El envejecimiento normal ya es bastante malo, pero las cosas se vuelven terribles si se desarrolla la demencia, cuyas posibilidades se duplican cada cinco años después de los sesenta y cinco años. Sin embargo, Applewhite, citando investigaciones recientes, ya no cree que la demencia sea «inevitable, ni siquiera probable». Que viva mucho y prospere, pero, para quienes hemos cuidado a cónyuges o padres con demencia, no siempre es sencillo saber sobre quién recae la carga más pesada. (Uno de cada tres cuidadores tiene sesenta y cinco años o más.)

Obviamente, no soy candidata al Salón de la Fama de las Personas Mayores. De hecho, pienso ser un abrigo andrajoso sobre un palo, esperando nerviosamente el segundo olvido, que estoy razonablemente seguro de que no tendrá el mismo resultado que el primero. No obstante, me gusta pensar que tengo cierta objetividad sobre lo que es envejecer. Mi padre vivió hasta casi los ciento tres años, y la mayoría de mis amigos tienen ya más de setenta. Puede ser arriesgado impugnar la valía de la vejez, pero me llevaré mi bastón ante cualquiera que intente detenerme. En este momento, parece que estamos compensando las transgresiones del pasado: lejos de devaluar la vejez, le asignamos un valor que quizá no posea. Sí, debemos vivir el mayor tiempo posible, salvo enfermedades y dolencias, pero, cuando se trata de las depredaciones de la edad, no perdamos la franqueza junto con el tono muscular. El objetivo, podría decirse, es vivir lo suficiente como para pensar: he vivido lo suficiente.
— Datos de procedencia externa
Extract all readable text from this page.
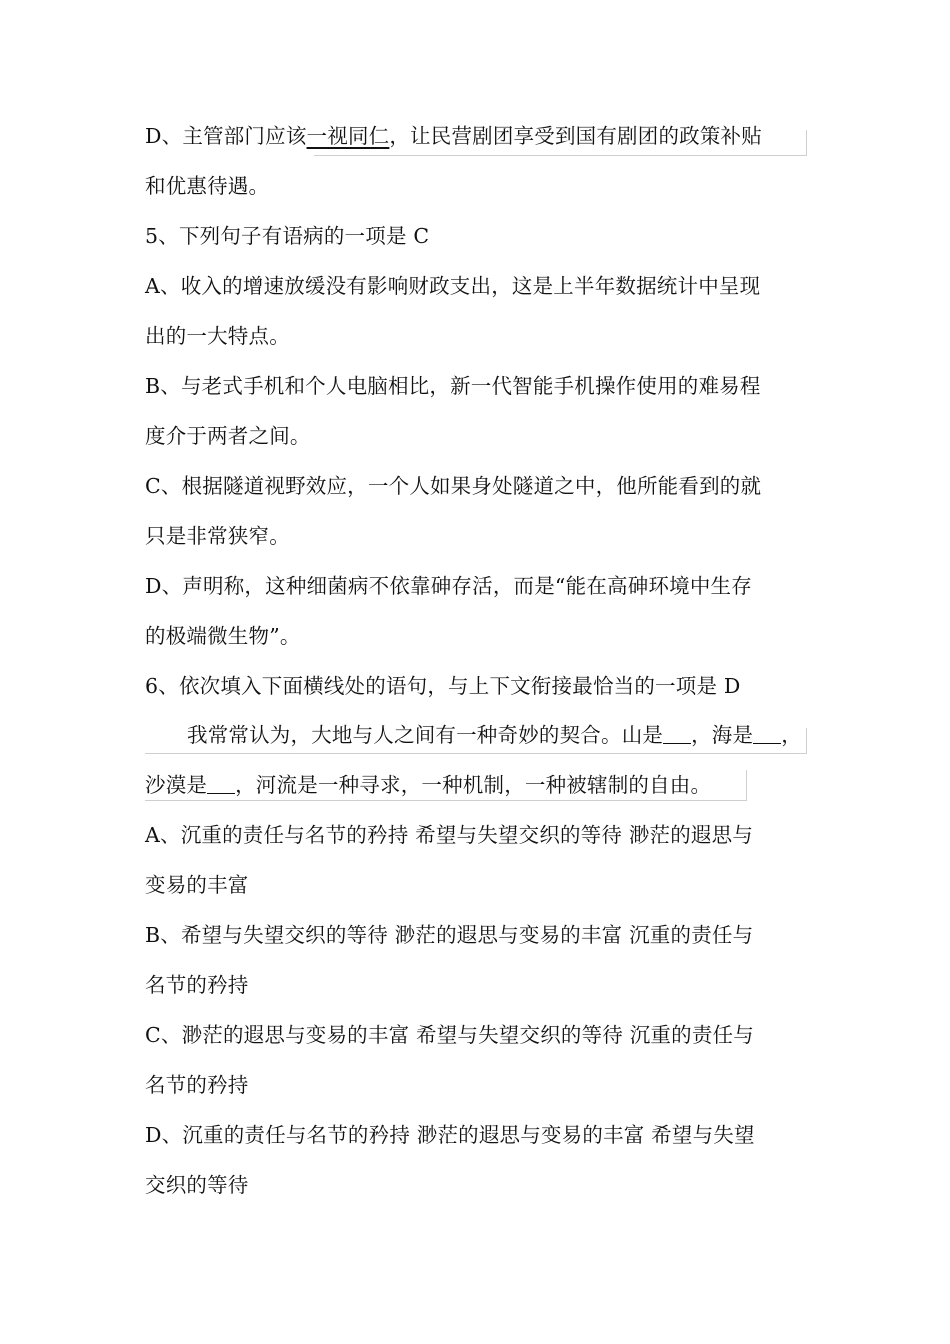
D、主管部门应该一视同仁，让民营剧团享受到国有剧团的政策补贴
和优惠待遇。
5、下列句子有语病的一项是 C
A、收入的增速放缓没有影响财政支出，这是上半年数据统计中呈现
出的一大特点。
B、与老式手机和个人电脑相比，新一代智能手机操作使用的难易程
度介于两者之间。
C、根据隧道视野效应，一个人如果身处隧道之中，他所能看到的就
只是非常狭窄。
D、声明称，这种细菌病不依靠砷存活，而是“能在高砷环境中生存
的极端微生物”。
6、依次填入下面横线处的语句，与上下文衔接最恰当的一项是 D
我常常认为，大地与人之间有一种奇妙的契合。山是 ，海是 ，
沙漠是 ，河流是一种寻求，一种机制，一种被辖制的自由。
A、沉重的责任与名节的矜持 希望与失望交织的等待 渺茫的遐思与
变易的丰富
B、希望与失望交织的等待 渺茫的遐思与变易的丰富 沉重的责任与
名节的矜持
C、渺茫的遐思与变易的丰富 希望与失望交织的等待 沉重的责任与
名节的矜持
D、沉重的责任与名节的矜持 渺茫的遐思与变易的丰富 希望与失望
交织的等待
A uno le gustaría, por supuesto, acercarse a la vejez con gracia y fortaleza, pero la vejez lo hace difícil. Aquellos que sienten que es un bienvenido respiro de las pasiones, ansiedades y problemas de la juventud o de la mediana edad son muy afortunados o tremendamente razonables. ¿Por qué oponerse a lo inevitable? ¿De qué sirve? De nada. Quejarse es inútil e indecoroso. La propia existencia puede ser inútil e indecorosa. No es de extrañar que nos preguntemos por el sentido de todo ello. «Al principio queremos que la vida sea romántica; después, que sea soportable; finalmente, que sea comprensible», escribió Louise Bogan. La profesora Small estaría de acuerdo, y aunque soy fan de su libro, tengo mis dudas sobre si la acumulación de años contribuye realmente a nuestra comprensión de la vida. ¿Acaso no dice Regan de su enfurecido padre real: «Es la enfermedad de su edad; sin embargo, siempre se ha conocido poco a sí mismo»? Los años pueden ampliar la experiencia y matizar la perspectiva, pero, ¿es seguro que la sabiduría o la satisfacción nos seguirán?

Una vejez satisfecha probablemente depende de cómo éramos antes de envejecer. Las personas vanidosas y egocéntricas probablemente encontrarán la vejez menos tolerable que las que buscan el sentido de la vida ayudando a los demás. Y los que tienen la suerte de haber vivido una vida plena y productiva pueden marcharse sin excesivos remordimientos. Pero si usted es alguien que -por ejemplo- se sorprende desagradablemente de que personas de cuarenta o cincuenta años le cedan un asiento en el autobús, o de que sus médicos sean cuarenta años más jóvenes que usted, es posible que le moleste el insistente tamborileo del tiempo. Claro que todavía hay vida en el viejo muchacho, pero se aplican ciertas restricciones. El cuerpo -cansado, dolorido, encogido- nos avergüenza a menudo. Muchos hombres mayores tienen que orinar justo después de orinar, y muchas mujeres mayores orinan cada vez que estornudan. Pipher y compañía se limitan a decir «Gesundheit» y nos instan a seguir adelante. La vida, insisten, no es necesariamente peor después de los setenta u ochenta años. Pero sí lo es. No me importa cuántos ancianos aflojan los muelles de sus camas cada noche; algo falta.

No es sólo la energía o la destreza sexual, sino la emoción de la anticipación. Aunque estés soltero, ¿podrás volver a sentir el torrente de excitación que supone el primer roce de los labios, el primer momento en que la ropa cae al suelo? ¿Quién demonios quiere arrancarse la ropa a los setenta y cinco años? Ahora atenuamos las luces y doblamos los pantalones y esperamos no parecer demasiado blandos, demasiado arrugados, demasiado viejos. Sí, el amor maduro permite las imperfecciones físicas, pero ¿no preferiríamos ser deseados por nuestra belleza que perdonados por nuestros defectos? Pueden parecer lamentaciones superficiales y, sin embargo, la pérdida del placer del propio cuerpo, la pérdida del placer de saber que el propio cuerpo agrada a los demás, es real.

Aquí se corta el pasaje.